Want to get to know PNNL’s latest Laboratory Fellow? Here’s a summary of his work and personal interests.
Metz joined PNNL in 2003 for his postdoctoral work using mass spectrometry. He became a PNNL staff scientist in 2005 and continued his research focus on the development and application of high-throughput metabolomics and lipidomics methods to various biological questions. Over 20 years of scientific study, he helped establish PNNL’s metabolomics and lipidomics experimental platforms and analytical tools. He is nationally and internationally recognized by the scientific community for his expertise in metabolomics technologies. His interest in developing the next generation of scientists in mass spectrometry and application shows through mentorship and collaboration. He’s also the director of the Pacific Northwest Advanced Compound Identification Core in the National Institutes of Health Common Fund Metabolomics program, lead of the PNNL m/q Initiative, and president of the Metabolomics Association of North America.
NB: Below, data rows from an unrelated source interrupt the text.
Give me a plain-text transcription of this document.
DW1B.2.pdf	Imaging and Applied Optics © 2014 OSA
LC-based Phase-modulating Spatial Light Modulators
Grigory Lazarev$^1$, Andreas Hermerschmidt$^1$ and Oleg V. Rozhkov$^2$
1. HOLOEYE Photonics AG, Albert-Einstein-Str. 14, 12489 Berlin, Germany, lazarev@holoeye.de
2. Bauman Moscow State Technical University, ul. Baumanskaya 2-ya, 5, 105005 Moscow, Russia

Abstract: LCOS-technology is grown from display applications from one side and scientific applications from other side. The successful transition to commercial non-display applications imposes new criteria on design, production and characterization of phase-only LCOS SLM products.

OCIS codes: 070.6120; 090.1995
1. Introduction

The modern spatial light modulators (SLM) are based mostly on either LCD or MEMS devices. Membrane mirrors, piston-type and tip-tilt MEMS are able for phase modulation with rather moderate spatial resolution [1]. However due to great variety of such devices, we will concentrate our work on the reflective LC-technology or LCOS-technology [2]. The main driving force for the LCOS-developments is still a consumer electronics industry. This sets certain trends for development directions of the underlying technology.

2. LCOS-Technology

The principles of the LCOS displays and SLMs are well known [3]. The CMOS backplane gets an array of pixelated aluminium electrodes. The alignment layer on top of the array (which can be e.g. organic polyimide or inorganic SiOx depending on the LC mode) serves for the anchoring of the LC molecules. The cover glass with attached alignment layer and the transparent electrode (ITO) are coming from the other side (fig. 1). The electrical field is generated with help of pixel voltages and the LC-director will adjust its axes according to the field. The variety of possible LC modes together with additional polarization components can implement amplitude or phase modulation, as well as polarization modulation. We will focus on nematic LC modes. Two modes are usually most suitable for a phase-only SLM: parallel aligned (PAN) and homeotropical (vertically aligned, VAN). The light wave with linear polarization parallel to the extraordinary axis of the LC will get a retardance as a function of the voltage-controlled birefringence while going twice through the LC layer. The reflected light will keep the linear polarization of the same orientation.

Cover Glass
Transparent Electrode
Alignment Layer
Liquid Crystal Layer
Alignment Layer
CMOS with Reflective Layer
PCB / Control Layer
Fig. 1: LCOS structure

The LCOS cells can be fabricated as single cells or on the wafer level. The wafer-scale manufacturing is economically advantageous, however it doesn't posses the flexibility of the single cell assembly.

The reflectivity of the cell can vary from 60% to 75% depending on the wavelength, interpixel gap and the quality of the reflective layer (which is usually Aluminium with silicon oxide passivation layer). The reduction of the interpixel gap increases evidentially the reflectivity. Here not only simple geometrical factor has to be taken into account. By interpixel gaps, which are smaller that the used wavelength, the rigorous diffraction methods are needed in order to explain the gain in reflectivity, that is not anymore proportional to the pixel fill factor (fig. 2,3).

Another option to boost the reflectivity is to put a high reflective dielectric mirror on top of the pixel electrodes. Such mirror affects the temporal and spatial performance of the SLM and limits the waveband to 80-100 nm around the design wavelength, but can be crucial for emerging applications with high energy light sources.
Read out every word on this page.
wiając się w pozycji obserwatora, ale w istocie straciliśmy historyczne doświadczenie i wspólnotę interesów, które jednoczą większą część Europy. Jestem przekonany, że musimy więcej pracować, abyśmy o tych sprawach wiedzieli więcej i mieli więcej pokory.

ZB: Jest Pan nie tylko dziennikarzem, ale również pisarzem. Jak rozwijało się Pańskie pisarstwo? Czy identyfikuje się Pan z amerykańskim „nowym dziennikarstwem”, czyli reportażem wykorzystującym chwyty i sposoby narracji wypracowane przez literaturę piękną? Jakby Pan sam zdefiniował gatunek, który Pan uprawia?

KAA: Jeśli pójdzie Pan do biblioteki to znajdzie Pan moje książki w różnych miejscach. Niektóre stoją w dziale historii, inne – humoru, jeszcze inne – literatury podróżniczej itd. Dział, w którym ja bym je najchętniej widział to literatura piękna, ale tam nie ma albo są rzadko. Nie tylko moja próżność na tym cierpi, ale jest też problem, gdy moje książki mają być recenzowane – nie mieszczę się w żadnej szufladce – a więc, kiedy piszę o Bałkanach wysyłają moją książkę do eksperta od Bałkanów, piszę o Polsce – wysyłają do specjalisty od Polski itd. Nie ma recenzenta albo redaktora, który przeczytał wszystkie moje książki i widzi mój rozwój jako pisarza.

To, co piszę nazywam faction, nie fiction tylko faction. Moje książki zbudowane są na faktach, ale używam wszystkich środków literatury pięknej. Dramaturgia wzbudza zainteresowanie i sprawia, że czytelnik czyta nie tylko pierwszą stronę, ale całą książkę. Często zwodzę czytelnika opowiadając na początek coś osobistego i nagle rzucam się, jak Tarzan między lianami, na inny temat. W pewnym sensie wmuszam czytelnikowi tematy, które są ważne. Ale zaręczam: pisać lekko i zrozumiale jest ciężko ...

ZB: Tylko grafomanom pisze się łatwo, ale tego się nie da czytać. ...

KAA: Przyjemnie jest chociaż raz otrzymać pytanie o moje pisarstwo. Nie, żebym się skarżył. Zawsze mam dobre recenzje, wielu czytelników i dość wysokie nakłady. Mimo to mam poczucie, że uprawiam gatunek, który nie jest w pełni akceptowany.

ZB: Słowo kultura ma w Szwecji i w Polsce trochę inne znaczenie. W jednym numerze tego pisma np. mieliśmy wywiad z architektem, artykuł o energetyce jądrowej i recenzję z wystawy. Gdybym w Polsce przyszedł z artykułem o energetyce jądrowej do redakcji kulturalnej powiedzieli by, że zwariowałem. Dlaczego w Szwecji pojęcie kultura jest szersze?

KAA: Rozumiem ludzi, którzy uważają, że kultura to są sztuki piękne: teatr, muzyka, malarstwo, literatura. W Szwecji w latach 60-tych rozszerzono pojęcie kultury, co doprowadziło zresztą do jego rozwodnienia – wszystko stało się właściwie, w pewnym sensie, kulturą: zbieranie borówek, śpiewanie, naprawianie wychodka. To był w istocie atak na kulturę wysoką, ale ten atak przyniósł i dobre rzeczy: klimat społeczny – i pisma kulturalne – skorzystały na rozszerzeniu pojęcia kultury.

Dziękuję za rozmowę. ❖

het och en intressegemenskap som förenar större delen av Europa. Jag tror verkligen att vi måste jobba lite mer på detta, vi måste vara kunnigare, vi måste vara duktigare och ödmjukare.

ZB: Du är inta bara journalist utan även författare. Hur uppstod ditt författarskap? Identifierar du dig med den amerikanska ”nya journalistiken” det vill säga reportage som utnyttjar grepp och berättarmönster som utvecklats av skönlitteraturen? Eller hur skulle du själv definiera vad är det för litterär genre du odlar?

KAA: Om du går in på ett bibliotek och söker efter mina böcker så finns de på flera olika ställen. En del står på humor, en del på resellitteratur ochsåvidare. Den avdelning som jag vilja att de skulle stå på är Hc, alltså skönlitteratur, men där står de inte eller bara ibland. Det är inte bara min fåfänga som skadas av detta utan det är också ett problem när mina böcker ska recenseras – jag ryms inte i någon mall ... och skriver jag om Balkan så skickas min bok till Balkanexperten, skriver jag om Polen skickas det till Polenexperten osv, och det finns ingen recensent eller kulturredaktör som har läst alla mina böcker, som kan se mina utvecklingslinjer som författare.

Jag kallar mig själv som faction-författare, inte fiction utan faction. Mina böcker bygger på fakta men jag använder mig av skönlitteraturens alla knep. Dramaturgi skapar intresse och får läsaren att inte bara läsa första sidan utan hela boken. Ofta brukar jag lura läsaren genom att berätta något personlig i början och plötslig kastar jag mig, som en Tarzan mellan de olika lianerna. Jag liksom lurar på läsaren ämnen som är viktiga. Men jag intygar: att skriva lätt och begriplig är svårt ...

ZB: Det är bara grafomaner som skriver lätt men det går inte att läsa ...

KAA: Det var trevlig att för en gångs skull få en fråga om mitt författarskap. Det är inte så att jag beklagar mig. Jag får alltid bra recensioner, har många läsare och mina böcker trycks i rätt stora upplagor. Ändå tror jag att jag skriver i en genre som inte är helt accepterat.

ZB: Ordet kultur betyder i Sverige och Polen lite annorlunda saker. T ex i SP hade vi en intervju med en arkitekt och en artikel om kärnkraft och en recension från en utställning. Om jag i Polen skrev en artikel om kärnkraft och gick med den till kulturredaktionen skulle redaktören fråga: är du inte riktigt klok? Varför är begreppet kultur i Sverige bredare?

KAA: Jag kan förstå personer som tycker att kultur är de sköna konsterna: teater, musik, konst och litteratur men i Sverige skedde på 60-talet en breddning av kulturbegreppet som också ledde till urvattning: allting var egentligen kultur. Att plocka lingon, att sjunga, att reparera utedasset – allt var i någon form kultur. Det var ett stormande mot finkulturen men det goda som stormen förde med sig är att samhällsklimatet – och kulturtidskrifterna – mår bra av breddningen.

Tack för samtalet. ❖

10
WHERE DID YOU GROW UP AND WAS THERE ONE EXPERIENCE THAT SPARKED YOUR INTEREST IN SCIENCE?
“I grew up in the George’s Creek area of Western Maryland, which is coal mining country and referred to as ‘The Crick’ by locals. I can’t recall a single experience that sparked my interest in science. Looking back, I was always interested in learning about technology and science. When I was in grade school, my mom signed me up for summer courses on topics such as volcanoes or computer programming, and the rest is history.”
WHAT SHOULD THE PUBLIC KNOW ABOUT YOUR RESEARCH AND HOW IT IMPACTS THEIR LIVES?
“My research has primarily focused on understanding molecular processes that lead to the development of disease or that contribute to downstream effects of disease. When someone has a disease, it is an off-normal situation, and very often there are changes occurring at the molecular level that are either contributing to the manifestation of the disease or are biomarkers of the disease process. I use technology called mass spectrometry to measure molecules such as proteins, metabolites, and lipids in human clinical samples or cell and animal models, and then look for those that are changing due to disease. These changes can then help us understand why the disease is occurring and identify targets for future therapeutic intervention.”
WHAT DOES A DAY IN THE LIFE LOOK LIKE FOR YOU?
“It really varies. I may have several meetings with teams working on projects that I direct to discuss progress towards goals or barriers that might be impeding results. Or I may be reviewing manuscripts that project team members have written. Or I may be writing grant proposals or progress reports for sponsors. Sometimes I participate in internal workshops or brainstorming meetings to help formulate new concepts or contribute to development of proposals. Other days, I may be traveling to scientific conferences or program meetings to report on project results or learn about the latest technical and scientific developments in the community. Very often it is a mix of all the above.”
WHAT WOULD YOU CONSIDER YOUR SINGLE GREATEST PROFESSIONAL ACCOMPLISHMENT OR SCIENTIFIC BREAKTHROUGH?
“Establishing metabolomics and lipidomics capabilities at PNNL through leveraging the fantastic resources that were originally developed for proteomics research.”
Metz holds a doctorate from the University of South Carolina and two bachelor’s degrees—one from San Jose State University and another from Frostburg State University. He’s the author or coauthor of more than 180 peer-reviewed publications. His papers have appeared in leading journals including Proceedings of the National Academy of Sciences, New England Journal of Medicine, Cell Metabolism, and the Nature series.